Python NLTK：如何使用简化的词性标记集来标记句子？

发布于 2024-11-03 22:51:05 字数 671 浏览 5 评论 0原文

Python NLTK 书籍的第 5 章给出了标记单词的示例一句话：

>>> text = nltk.word_tokenize("And now for something completely different")
>>> nltk.pos_tag(text)
[('And', 'CC'), ('now', 'RB'), ('for', 'IN'), ('something', 'NN'), ('completely', 'RB'), ('different', 'JJ')]

nltk.pos_tag 调用默认标记器，它使用完整的标记集。本章后面的简化的标记集。

如何使用这套简化的词性标记来标记句子？

我是否正确理解了标记器，即我可以按照我的要求更改标记器使用的标记集，还是应该将其返回的标记映射到简化集，或者应该从新的标记器创建一个新的标记器，简单标记语料库？

原文

Chapter 5 of the Python NLTK book gives this example of tagging words in a sentence:

>>> text = nltk.word_tokenize("And now for something completely different")
>>> nltk.pos_tag(text)
[('And', 'CC'), ('now', 'RB'), ('for', 'IN'), ('something', 'NN'), ('completely', 'RB'), ('different', 'JJ')]

nltk.pos_tag calls the default tagger, which uses a full set of tags. Later in the chapter a simplified set of tags is introduced.

How can I tag sentences with this simplified set of part-of-speech tags?

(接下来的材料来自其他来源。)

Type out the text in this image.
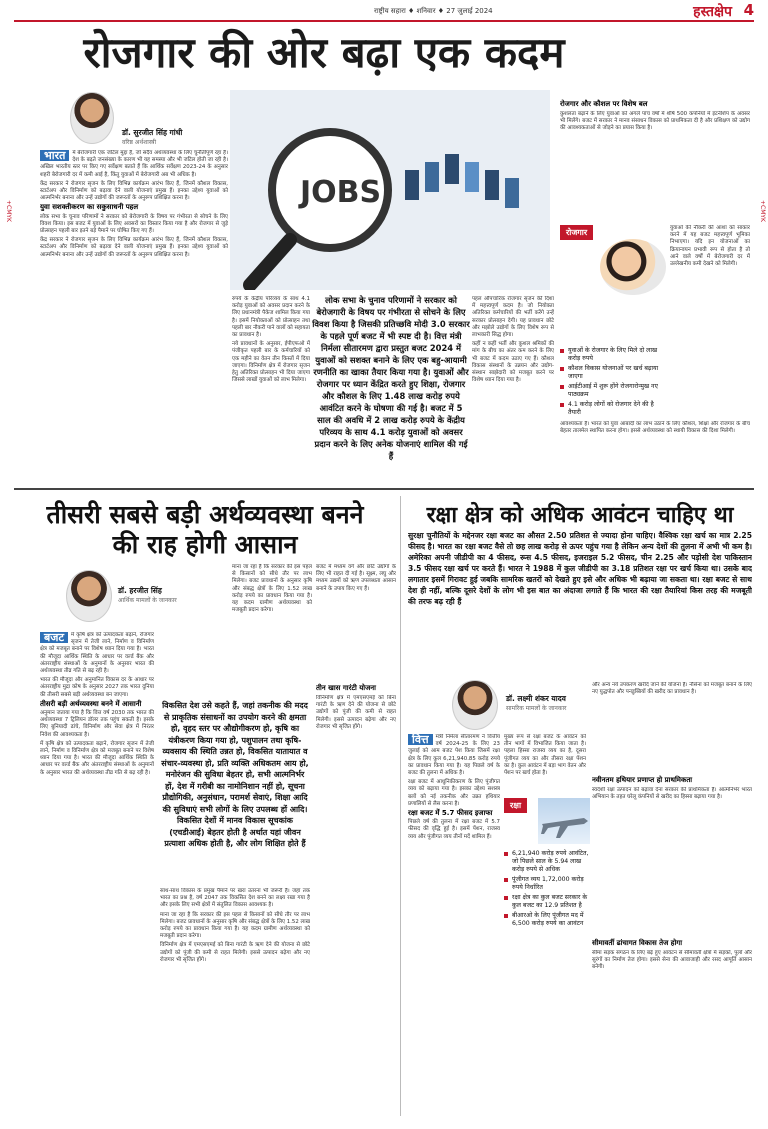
राष्ट्रीय सहारा ♦ शनिवार ♦ 27 जुलाई 2024	हस्तक्षेप 4
+CMYK	+CMYK
रोजगार की ओर बढ़ा एक कदम
डॉ. सुरजीत सिंह गांधी
वरिष्ठ अर्थशास्त्री
JOBS

भारत	में बेरोजगारी एक जटिल मुद्दा है, जो सदैव अर्थव्यवस्था के लिए चुनौतीपूर्ण रहा है। देश के बढ़ते जनसंख्या के कारण भी यह समस्या और भी जटिल होती जा रही है। अखिल भारतीय स्तर पर किए गए सर्वेक्षण बताते हैं कि आर्थिक सर्वेक्षण 2023-24 के अनुसार शहरी बेरोजगारी दर में कमी आई है, किंतु युवाओं में बेरोजगारी अब भी अधिक है।

केंद्र सरकार ने रोजगार सृजन के लिए विभिन्न कार्यक्रम आरंभ किए हैं, जिनमें कौशल विकास, स्टार्टअप और विनिर्माण को बढ़ावा देने वाली योजनाएं प्रमुख हैं। इनका उद्देश्य युवाओं को आत्मनिर्भर बनाना और उन्हें उद्योगों की जरूरतों के अनुरूप प्रशिक्षित करना है।

युवा सशक्तीकरण का सकुसाधनी पहल

लोक सभा के चुनाव परिणामों ने सरकार को बेरोजगारी के विषय पर गंभीरता से सोचने के लिए विवश किया। इस बजट में युवाओं के लिए अवसरों का विस्तार किया गया है और रोजगार से जुड़े प्रोत्साहन पहली बार इतने बड़े पैमाने पर घोषित किए गए हैं।

केंद्र सरकार ने रोजगार सृजन के लिए विभिन्न कार्यक्रम आरंभ किए हैं, जिनमें कौशल विकास, स्टार्टअप और विनिर्माण को बढ़ावा देने वाली योजनाएं प्रमुख हैं। इनका उद्देश्य युवाओं को आत्मनिर्भर बनाना और उन्हें उद्योगों की जरूरतों के अनुरूप प्रशिक्षित करना है।

रुपये के केंद्रीय परिव्यय के साथ 4.1 करोड़ युवाओं को अवसर प्रदान करने के लिए प्रधानमंत्री पैकेज शामिल किया गया है। इसमें नियोक्ताओं को प्रोत्साहन तथा पहली बार नौकरी पाने वालों को सहायता का प्रावधान है।

नये प्रावधानों के अनुसार, ईपीएफओ में पंजीकृत पहली बार के कर्मचारियों को एक महीने का वेतन तीन किस्तों में दिया जाएगा। विनिर्माण क्षेत्र में रोजगार सृजन हेतु अतिरिक्त प्रोत्साहन भी दिया जाएगा जिससे लाखों युवाओं को लाभ मिलेगा।

लोक सभा के चुनाव परिणामों ने सरकार को बेरोजगारी के विषय पर गंभीरता से सोचने के लिए विवश किया है जिसकी प्रतिच्छवि मोदी 3.0 सरकार के पहले पूर्ण बजट में भी स्पष्ट दी है। वित्त मंत्री निर्मला सीतारमण द्वारा प्रस्तुत बजट 2024 में युवाओं को सशक्त बनाने के लिए एक बहु-आयामी रणनीति का खाका तैयार किया गया है। युवाओं और रोजगार पर ध्यान केंद्रित करते हुए शिक्षा, रोजगार और कौशल के लिए 1.48 लाख करोड़ रुपये आवंटित करने के घोषणा की गई है। बजट में 5 साल की अवधि में 2 लाख करोड़ रुपये के केंद्रीय परिव्यय के साथ 4.1 करोड़ युवाओं को अवसर प्रदान करने के लिए अनेक योजनाएं शामिल की गई हैं

पहल औपचारिक रोजगार सृजन की दिशा में महत्त्वपूर्ण कदम है। जो नियोक्ता अतिरिक्त कर्मचारियों की भर्ती करेंगे उन्हें सरकार प्रोत्साहन देगी। यह प्रावधान छोटे और मझोले उद्योगों के लिए विशेष रूप से लाभकारी सिद्ध होगा।

कहीं न कहीं भर्ती और कुशल श्रमिकों की मांग के बीच का अंतर कम करने के लिए भी बजट में कदम उठाए गए हैं। कौशल विकास संस्थानों के उन्नयन और उद्योग-संस्थान साझेदारी को मजबूत करने पर विशेष ध्यान दिया गया है।

रोजगार और कौशल पर विशेष बल
कुशलता बढ़ाने के लिए युवाओं को अगले पांच वर्षों में शीर्ष 500 कंपनियों में इंटर्नशिप के अवसर भी मिलेंगे। बजट में सरकार ने मानव संसाधन विकास को प्राथमिकता दी है और प्रशिक्षण को उद्योग की आवश्यकताओं से जोड़ने का प्रयास किया है।
रोजगार	युवाओं की नौकरी की आशा को साकार करने में यह बजट महत्त्वपूर्ण भूमिका निभाएगा। यदि इन योजनाओं का क्रियान्वयन प्रभावी रूप से होता है तो आने वाले वर्षों में बेरोजगारी दर में उल्लेखनीय कमी देखने को मिलेगी।
युवाओं के रोजगार के लिए मिले दो लाख करोड़ रुपये
कौशल विकास योजनाओं पर खर्च बढ़ाया जाएगा
आईटीआई में शुरू होंगे रोजगारोन्मुख नए पाठ्यक्रम
4.1 करोड़ लोगों को रोजगार देने की है तैयारी
आवश्यकता है। भारत को युवा आबादी का लाभ उठाने के लिए कौशल, शिक्षा और रोजगार के बीच बेहतर तालमेल स्थापित करना होगा। इससे अर्थव्यवस्था को स्थायी विकास की दिशा मिलेगी।
तीसरी सबसे बड़ी अर्थव्यवस्था बनने की राह होगी आसान
डॉ. हरजीत सिंह
आर्थिक मामलों के जानकार

बजट	में कृषि क्षेत्र को उत्पादकता बढ़ाने, रोजगार सृजन में तेजी लाने, निर्माण व विनिर्माण क्षेत्र को मजबूत बनाने पर विशेष ध्यान दिया गया है। भारत की मौजूदा आर्थिक स्थिति के आधार पर वर्ल्ड बैंक और अंतरराष्ट्रीय संस्थाओं के अनुमानों के अनुसार भारत की अर्थव्यवस्था तीव्र गति से बढ़ रही है।

भारत की मौजूदा और अनुमानित विकास दर के आधार पर अंतरराष्ट्रीय मुद्रा कोष के अनुसार 2027 तक भारत दुनिया की तीसरी सबसे बड़ी अर्थव्यवस्था बन जाएगा।

तीसरी बड़ी अर्थव्यवस्था बनने में आसानी

अनुमान जताया गया है कि वित्त वर्ष 2030 तक भारत की अर्थव्यवस्था 7 ट्रिलियन डॉलर तक पहुंच सकती है। इसके लिए बुनियादी ढांचे, विनिर्माण और सेवा क्षेत्र में निरंतर निवेश की आवश्यकता है।

में कृषि क्षेत्र को उत्पादकता बढ़ाने, रोजगार सृजन में तेजी लाने, निर्माण व विनिर्माण क्षेत्र को मजबूत बनाने पर विशेष ध्यान दिया गया है। भारत की मौजूदा आर्थिक स्थिति के आधार पर वर्ल्ड बैंक और अंतरराष्ट्रीय संस्थाओं के अनुमानों के अनुसार भारत की अर्थव्यवस्था तीव्र गति से बढ़ रही है।

माना जा रहा है कि सरकार की इस पहल से किसानों को सीधे तौर पर लाभ मिलेगा। बजट प्रावधानों के अनुसार कृषि और संबद्ध क्षेत्रों के लिए 1.52 लाख करोड़ रुपये का प्रावधान किया गया है। यह कदम ग्रामीण अर्थव्यवस्था को मजबूती प्रदान करेगा।

बजट में मध्यम वर्ग और छोटे उद्योगों के लिए भी राहत दी गई है। सूक्ष्म, लघु और मध्यम उद्यमों को ऋण उपलब्धता आसान बनाने के उपाय किए गए हैं।

विकसित देश उसे कहते हैं, जहां तकनीक की मदद से प्राकृतिक संसाधनों का उपयोग करने की क्षमता हो, वृहद स्तर पर औद्योगीकरण हो, कृषि का यंत्रीकरण किया गया हो, पशुपालन तथा कृषि-व्यवसाय की स्थिति उन्नत हो, विकसित यातायात व संचार-व्यवस्था हो, प्रति व्यक्ति अधिकतम आय हो, मनोरंजन की सुविधा बेहतर हो, सभी आत्मनिर्भर हों, देश में गरीबी का नामोनिशान नहीं हो, सूचना प्रौद्योगिकी, अनुसंधान, परामर्श सेवाएं, शिक्षा आदि की सुविधाएं सभी लोगों के लिए उपलब्ध हों आदि। विकसित देशों में मानव विकास सूचकांक (एचडीआई) बेहतर होती है अर्थात यहां जीवन प्रत्याशा अधिक होती है, और लोग शिक्षित होते हैं
तीन खास गारंटी योजना
विनिर्माण क्षेत्र में एमएसएमई को बिना गारंटी के ऋण देने की योजना से छोटे उद्योगों को पूंजी की कमी से राहत मिलेगी। इससे उत्पादन बढ़ेगा और नए रोजगार भी सृजित होंगे।

साथ-साथ विकास के प्रमुख पैमाने पर खरा उतरना भी जरूरी है। जहां तक भारत का प्रश्न है, वर्ष 2047 तक विकसित देश बनने का लक्ष्य रखा गया है और इसके लिए सभी क्षेत्रों में संतुलित विकास आवश्यक है।

माना जा रहा है कि सरकार की इस पहल से किसानों को सीधे तौर पर लाभ मिलेगा। बजट प्रावधानों के अनुसार कृषि और संबद्ध क्षेत्रों के लिए 1.52 लाख करोड़ रुपये का प्रावधान किया गया है। यह कदम ग्रामीण अर्थव्यवस्था को मजबूती प्रदान करेगा।

विनिर्माण क्षेत्र में एमएसएमई को बिना गारंटी के ऋण देने की योजना से छोटे उद्योगों को पूंजी की कमी से राहत मिलेगी। इससे उत्पादन बढ़ेगा और नए रोजगार भी सृजित होंगे।

रक्षा क्षेत्र को अधिक आवंटन चाहिए था
सुरक्षा चुनौतियों के मद्देनजर रक्षा बजट का औसत 2.50 प्रतिशत से ज्यादा होना चाहिए। वैश्विक रक्षा खर्च का मात्र 2.25 फीसद है। भारत का रक्षा बजट वैसे तो छह लाख करोड़ से ऊपर पहुंच गया है लेकिन अन्य देशों की तुलना में अभी भी कम है। अमेरिका अपनी जीडीपी का 4 फीसद, रूस 4.5 फीसद, इजराइल 5.2 फीसद, चीन 2.25 और पड़ोसी देश पाकिस्तान 3.5 फीसद रक्षा खर्च पर करते हैं। भारत ने 1988 में कुल जीडीपी का 3.18 प्रतिशत रक्षा पर खर्च किया था। उसके बाद लगातार इसमें गिरावट हुई जबकि सामरिक खतरों को देखते हुए इसे और अधिक भी बढ़ाया जा सकता था। रक्षा बजट से साथ देश ही नहीं, बल्कि दूसरे देशों के लोग भी इस बात का अंदाजा लगाते हैं कि भारत की रक्षा तैयारियां किस तरह की मजबूती की तरफ बढ़ रही हैं
डॉ. लक्ष्मी शंकर यादव
सामरिक मामलों के जानकार

वित्त	मंत्री निर्मला सीतारमण ने वित्तीय वर्ष 2024-25 के लिए 23 जुलाई को आम बजट पेश किया जिसमें रक्षा क्षेत्र के लिए कुल 6,21,940.85 करोड़ रुपये का प्रावधान किया गया है। यह पिछले वर्ष के बजट की तुलना में अधिक है।

रक्षा बजट में आधुनिकीकरण के लिए पूंजीगत व्यय को बढ़ाया गया है। इसका उद्देश्य सशस्त्र बलों को नई तकनीक और उन्नत हथियार प्रणालियों से लैस करना है।

रक्षा बजट में 5.7 फीसद इजाफा

पिछले वर्ष की तुलना में रक्षा बजट में 5.7 फीसद की वृद्धि हुई है। इसमें पेंशन, राजस्व व्यय और पूंजीगत व्यय तीनों मदें शामिल हैं।

मुख्य रूप से रक्षा बजट के आवंटन को तीन भागों में विभाजित किया जाता है। पहला हिस्सा राजस्व व्यय का है, दूसरा पूंजीगत व्यय का और तीसरा रक्षा पेंशन का है। कुल आवंटन में बड़ा भाग वेतन और पेंशन पर खर्च होता है।

रक्षा
6,21,940 करोड़ रुपये आवंटित, जो पिछले साल के 5.94 लाख करोड़ रुपये से अधिक
पूंजीगत व्यय 1,72,000 करोड़ रुपये निर्धारित
रक्षा क्षेत्र का कुल बजट सरकार के कुल बजट का 12.9 प्रतिशत है
बीआरओ के लिए पूंजीगत मद में 6,500 करोड़ रुपये का आवंटन
और अन्य नये उपकरण खरीदे जाने की योजना है। नौसेना को मजबूत बनाने के लिए नए युद्धपोत और पनडुब्बियों की खरीद का प्रावधान है।
नवीनतम हथियार प्रणाप्त हो प्राथमिकता
स्वदेशी रक्षा उत्पादन को बढ़ावा देना सरकार की प्राथमिकता है। आत्मनिर्भर भारत अभियान के तहत घरेलू कंपनियों से खरीद का हिस्सा बढ़ाया गया है।
सीमावर्ती ढांचागत विकास तेज होगा
सीमा सड़क संगठन के लिए बढ़े हुए आवंटन से सीमावर्ती क्षेत्रों में सड़कों, पुलों और सुरंगों का निर्माण तेज होगा। इससे सेना की आवाजाही और रसद आपूर्ति आसान बनेगी।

Also have I understood the tagger correctly, i.e. can I change the tag set that the tagger uses as I'm asking, or should I map the tags it returns on to the simplified set, or should I create a new tagger from a new, simply-tagged corpus?

分享到QQ

分享到微博

如果你对这篇内容有疑问，欢迎到本站社区发帖提问参与讨论，获取更多帮助，或者扫码二维码加入 Web 技术交流群。

发布评论

需要登录才能够评论，你可以免费注册一个本站的账号。

假装爱人 2024-11-10 22:51:05

已更新，以防有人遇到同样的问题。此后，NLTK 已升级为“通用”标记集，来源此处。标记文本后，请使用 map_tag 来简化标记。

import nltk
from nltk.tag import pos_tag, map_tag

text = nltk.word_tokenize("And now for something completely different")
posTagged = pos_tag(text)
simplifiedTags = [(word, map_tag('en-ptb', 'universal', tag)) for word, tag in posTagged]
print(simplifiedTags)
# [('And', u'CONJ'), ('now', u'ADV'), ('for', u'ADP'), ('something', u'NOUN'), ('completely', u'ADV'), ('different', u'ADJ')]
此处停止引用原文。